Creating a New Market for Connected Care

Telehealth vendors are also pivoting to address the need for back-to-work programs. Some have fine-tuned asynchronous, orstore-and-forward, telemedicine platforms that allow employees to fill out a questionnaire at home, after which they’re directed to the appropriate care – a telehealth visit, scheduling for an in-person appointment, or resources that might include directions to the nearest COVID-19 testing center or information on vaccines, health plan benefits, even mental health services

For companies new to the idea of offering telehealth, this opens the door to a wide range of preventive health and wellness services.

“The important thing is providing choice,” says Valdes, of b.well Connected Health. “More and more employers are able to offer those choices. So if I am someone who has indicated that stress is my biggest overall health concern, I may be interested in trying out a mindfulness and meditation app to control anxieties. Or, I might want a telehealth visit with a behavioral health specialist where I can actually talk one-on-one with someone without taking time off work or sitting in a physician office. And therefore, we can use consumer likelihoods and preferences to provide that combination of in-person virtual and digital care. Everything from digital therapeutics like Headspace or Calm or Ginger for telehealth. That’s how we enable people to engage in their overall health from work or from home.”

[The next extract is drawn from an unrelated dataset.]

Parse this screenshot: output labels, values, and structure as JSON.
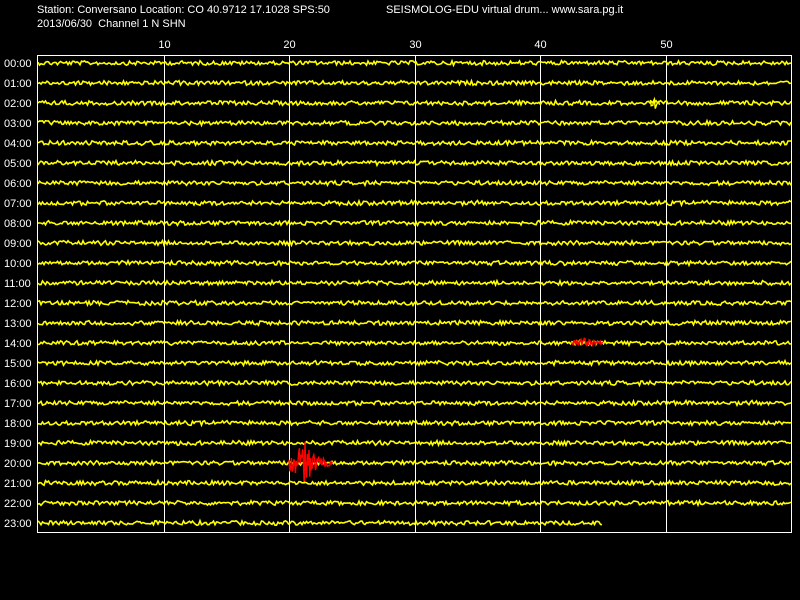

This also addresses a trend seen in telehealth before COVID-19 surfaced: the need to tailor platforms to individual needs.

“I think a common mistake is providing a one-size-fits-all solutions,” she says. “We are individuals, each one of us, with our own preferences and our own needs. So if you said to a population, ‘We want you to use this telemedicine or this test or this location,’ there are going to be people who don't agree with that.”

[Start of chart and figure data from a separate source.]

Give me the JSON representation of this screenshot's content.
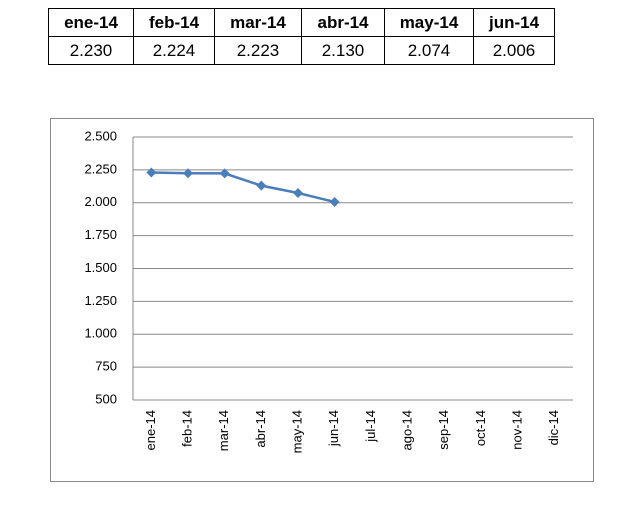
{
  "table": {
    "header": [
      "ene-14",
      "feb-14",
      "mar-14",
      "abr-14",
      "may-14",
      "jun-14"
    ],
    "rows": [
      [
        "2.230",
        "2.224",
        "2.223",
        "2.130",
        "2.074",
        "2.006"
      ]
    ]
  },
  "chart_data": {
    "type": "line",
    "categories": [
      "ene-14",
      "feb-14",
      "mar-14",
      "abr-14",
      "may-14",
      "jun-14",
      "jul-14",
      "ago-14",
      "sep-14",
      "oct-14",
      "nov-14",
      "dic-14"
    ],
    "values": [
      2230,
      2224,
      2223,
      2130,
      2074,
      2006,
      null,
      null,
      null,
      null,
      null,
      null
    ],
    "color": "#4a7ebb",
    "ylim": [
      500,
      2500
    ],
    "yticks": [
      {
        "value": 2500,
        "label": "2.500"
      },
      {
        "value": 2250,
        "label": "2.250"
      },
      {
        "value": 2000,
        "label": "2.000"
      },
      {
        "value": 1750,
        "label": "1.750"
      },
      {
        "value": 1500,
        "label": "1.500"
      },
      {
        "value": 1250,
        "label": "1.250"
      },
      {
        "value": 1000,
        "label": "1.000"
      },
      750,
      500
    ],
    "grid": true
  }
}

“So a lot of mistakes and incorrect assumptions are assuming that an entire population will follow one program,” Valdes adds. “And that's why choice is so important. Employers really need to think about providing optionality. Don't think about one solution provider and one program, think about putting together a program that offers choice that gives that one centralized launching point through a central platform so they know that it's supported by the organization as a whole.”

Making Telehealth Work for Returning Employees

To be sure, business and schools – and everyone else, for that matter – are dealing with situations they haven’t encountered before. Few, if any, have had to implement programs that test and substantiate one’s health before they leave home.

Telehealth and mHealth tools give them that opportunity, as well as the freedom to design a plan that meets their needs now and well into the future.

“Every employer is different,” Valdes points out. “Some employers have essential personnel that must return. Others have entire populations of people who can work from home remotely for an indefinite period of time. Let's go back to the example that I gave around when you show up to work, are you required to have a mask? Will one be provided? Are you required to sanitize and get your temperature taken or not? It's very difficult for providers and payers to configure and customize these programs specific to an employer.”

“And each employer also has specific local and state mandates that they have to follow in addition to federal mandates,” she concludes. “So it's important to know that whether you partner with a healthcare provider or a payer, or you build your program on your own, that you have the needs of your program defined that are specific to your own organization and that whoever develops your program has the ability to customize and very quickly also change. Because requirements are changing, as you know, sometimes day by day when it comes to COVID.”